La chaîne qui suit se déroule d'elle-même. Un contrôle disproportionné produit des procès-verbaux ; des procès-verbaux alimentent le parquet ; le parquet ouvre des dossiers que des tribunaux, déjà saturés, traitent avec des délais et des ressources inégales. Quand on regarde la prison, on voit la fin de la chaîne ; quand on regarde le tribunal, on voit le milieu ; mais l'inégalité commence à la première étape. Elle se prolonge dans l'accès au droit lui-même : 28 % des personnes perçues comme noires, arabes ou maghrébines qui ont voulu déposer plainte ou main courante déclarent s'être vu refuser, contre des taux nettement plus bas pour le reste de la population [302]. Refuser la plainte d'une victime, c'est la sortir de l'État de droit avant même qu'elle n'y entre. Une partie de la population n'arrive pas au dossier dans les mêmes conditions, ou n'y arrive qu'après des contrôles répétés qui fabriquent un casier et une défiance réciproque.
Une justice d'abondance suppose l'inverse : le même droit pour tous, quelle que soit l'origine, et des institutions qui le rendent effectif à chaque maillon. Un slogan de « justice aveugle » ignorerait les inégalités mesurées en amont ; il faut une politique publique explicite sur quatre fronts (l'encadrement des contrôles d'identité à l'entrée, l'aide juridictionnelle à l'accès, un plafond de détention provisoire dans la procédure, des statistiques d'origine anonymisées dans la connaissance). L'objectif consiste à construire une chaîne où police, parquet et tribunaux appliquent la même règle parce que tout le monde y accède par la même porte, plutôt qu'à « réparer » une justice supposée raciste.
Les délais : quand attendre, c'est perdre
La deuxième pathologie est le temps. Selon le CEPEJ, un contentieux civil de première instance prend en moyenne 637 jours à traiter en France (données 2022), contre 237 en médiane européenne [90]. L'indicateur ne mesure pas le calendrier d'un dossier unique : il traduit le rapport entre le stock de dossiers pendants et le flux annuel de dossiers résolus [90]. À ce rythme, vider la pile actuelle prendrait près de deux ans ; dans la moyenne des pays voisins, moins de huit mois.

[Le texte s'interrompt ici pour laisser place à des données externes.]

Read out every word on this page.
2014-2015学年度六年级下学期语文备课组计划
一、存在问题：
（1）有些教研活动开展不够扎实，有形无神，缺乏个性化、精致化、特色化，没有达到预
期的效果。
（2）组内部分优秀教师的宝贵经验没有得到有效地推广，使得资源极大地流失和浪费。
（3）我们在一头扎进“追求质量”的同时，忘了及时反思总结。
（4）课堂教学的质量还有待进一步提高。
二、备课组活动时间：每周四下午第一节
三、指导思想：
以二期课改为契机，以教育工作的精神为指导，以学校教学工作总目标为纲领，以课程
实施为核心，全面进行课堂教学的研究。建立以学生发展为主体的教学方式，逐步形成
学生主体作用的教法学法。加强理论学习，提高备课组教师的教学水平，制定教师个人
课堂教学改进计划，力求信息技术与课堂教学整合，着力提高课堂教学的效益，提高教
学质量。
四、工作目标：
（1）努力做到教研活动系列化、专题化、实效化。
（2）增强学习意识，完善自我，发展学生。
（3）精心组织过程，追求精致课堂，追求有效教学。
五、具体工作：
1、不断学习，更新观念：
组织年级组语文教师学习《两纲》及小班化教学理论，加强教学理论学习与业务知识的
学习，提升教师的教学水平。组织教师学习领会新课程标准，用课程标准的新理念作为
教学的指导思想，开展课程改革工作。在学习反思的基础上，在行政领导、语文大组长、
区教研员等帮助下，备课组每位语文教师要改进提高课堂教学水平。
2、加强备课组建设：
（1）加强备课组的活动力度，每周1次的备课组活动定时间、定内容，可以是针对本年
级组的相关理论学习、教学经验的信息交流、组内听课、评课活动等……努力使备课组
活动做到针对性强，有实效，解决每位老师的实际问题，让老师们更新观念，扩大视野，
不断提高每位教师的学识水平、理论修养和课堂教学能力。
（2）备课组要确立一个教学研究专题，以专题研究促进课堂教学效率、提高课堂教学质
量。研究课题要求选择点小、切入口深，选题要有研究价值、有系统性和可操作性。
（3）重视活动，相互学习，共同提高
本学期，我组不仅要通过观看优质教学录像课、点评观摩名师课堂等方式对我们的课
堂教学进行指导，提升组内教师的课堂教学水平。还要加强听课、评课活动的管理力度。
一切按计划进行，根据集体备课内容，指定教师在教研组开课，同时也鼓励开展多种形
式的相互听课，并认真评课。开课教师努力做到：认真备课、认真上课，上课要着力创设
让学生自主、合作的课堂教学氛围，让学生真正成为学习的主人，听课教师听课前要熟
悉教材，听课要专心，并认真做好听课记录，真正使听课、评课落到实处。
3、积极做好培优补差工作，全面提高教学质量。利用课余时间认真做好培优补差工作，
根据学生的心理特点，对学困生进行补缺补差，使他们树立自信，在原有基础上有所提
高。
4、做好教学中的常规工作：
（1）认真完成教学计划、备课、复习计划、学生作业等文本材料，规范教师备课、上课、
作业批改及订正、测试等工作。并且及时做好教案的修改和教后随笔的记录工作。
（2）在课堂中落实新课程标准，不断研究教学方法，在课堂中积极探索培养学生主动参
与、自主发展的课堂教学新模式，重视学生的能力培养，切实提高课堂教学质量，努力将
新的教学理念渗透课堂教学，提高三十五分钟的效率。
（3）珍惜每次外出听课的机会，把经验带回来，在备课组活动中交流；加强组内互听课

Karim a 41 ans, plaquiste à Perpignan, quatre salariés. En mars 2024, un promoteur lui laisse un chantier impayé de 38 000 euros. Le dossier est simple : devis signé, travaux réceptionnés, mises en demeure restées sans réponse. Son avocate est confiante sur le fond ; elle l'est aussi sur le calendrier, et c'est là le problème. Audience dans quatorze mois, jugement quelques semaines plus tard, appel toujours possible. En attendant, les charges tombent chaque trimestre, la banque refuse d'élargir le découvert, et Karim se sépare d'un salarié qu'il aurait gardé si le litige avait été tranché en six mois. Le jour où le tribunal lui donnera raison, l'entreprise aura déjà encaissé l'essentiel du dommage : le droit sera arrivé trop tard pour protéger ce qu'il était censé protéger.
Sur une affaire de logement, de succession, de garde d'enfants ou de litige avec l'administration, la procédure ne suspend pas la vie des parties : l'expulsion peut intervenir avant le jugement au fond, les parents organisent la garde au jour le jour en attendant l'audience, un salarié qui conteste son licenciement vit sans revenus le temps du procès. Le tribunal statue alors sur une situation déjà transformée.
Même logique côté pénal. La détention provisoire concerne plus d'un quart des détenus, soit environ 22 100 prévenus au 1er janvier 2026 (26,1 %) [294]. Le délai moyen entre infraction et condamnation pour un délit dépasse 13 mois [301]. Le scénario où la peine prononcée est inférieure au temps déjà purgé reste marginal (moins de 1 % des condamnés à une courte peine d'emprisonnement en 2024 [301]), parce que la détention provisoire est en principe déduite de la peine. L'enjeu documenté est autre : des mois en prison avant le verdict, puis relaxe, aménagement ou peine sans détention.
La machine est saturée avant même qu'on parle de moyens supplémentaires ; et beaucoup n'y entrent pas. Si tous ceux qui jugent aujourd'hui difficile de faire valoir leurs droits poussaient réellement la porte du tribunal, les files s'allongeraient probablement encore.
Indépendance et confiance
La troisième dimension est la confiance. Le ministère de la Justice le mesure lui-même : dans son enquête 2024, 49 % des personnes résidant en France déclarent avoir confiance dans la justice [304]. L'OCDE obtient le même ordre de grandeur (49 % de satisfaction, contre 67 % en Allemagne [92]). Ce n'est pas une rupture récente ; la confiance oscille autour de 45 % depuis une décennie, sans jamais franchir 50 % [304].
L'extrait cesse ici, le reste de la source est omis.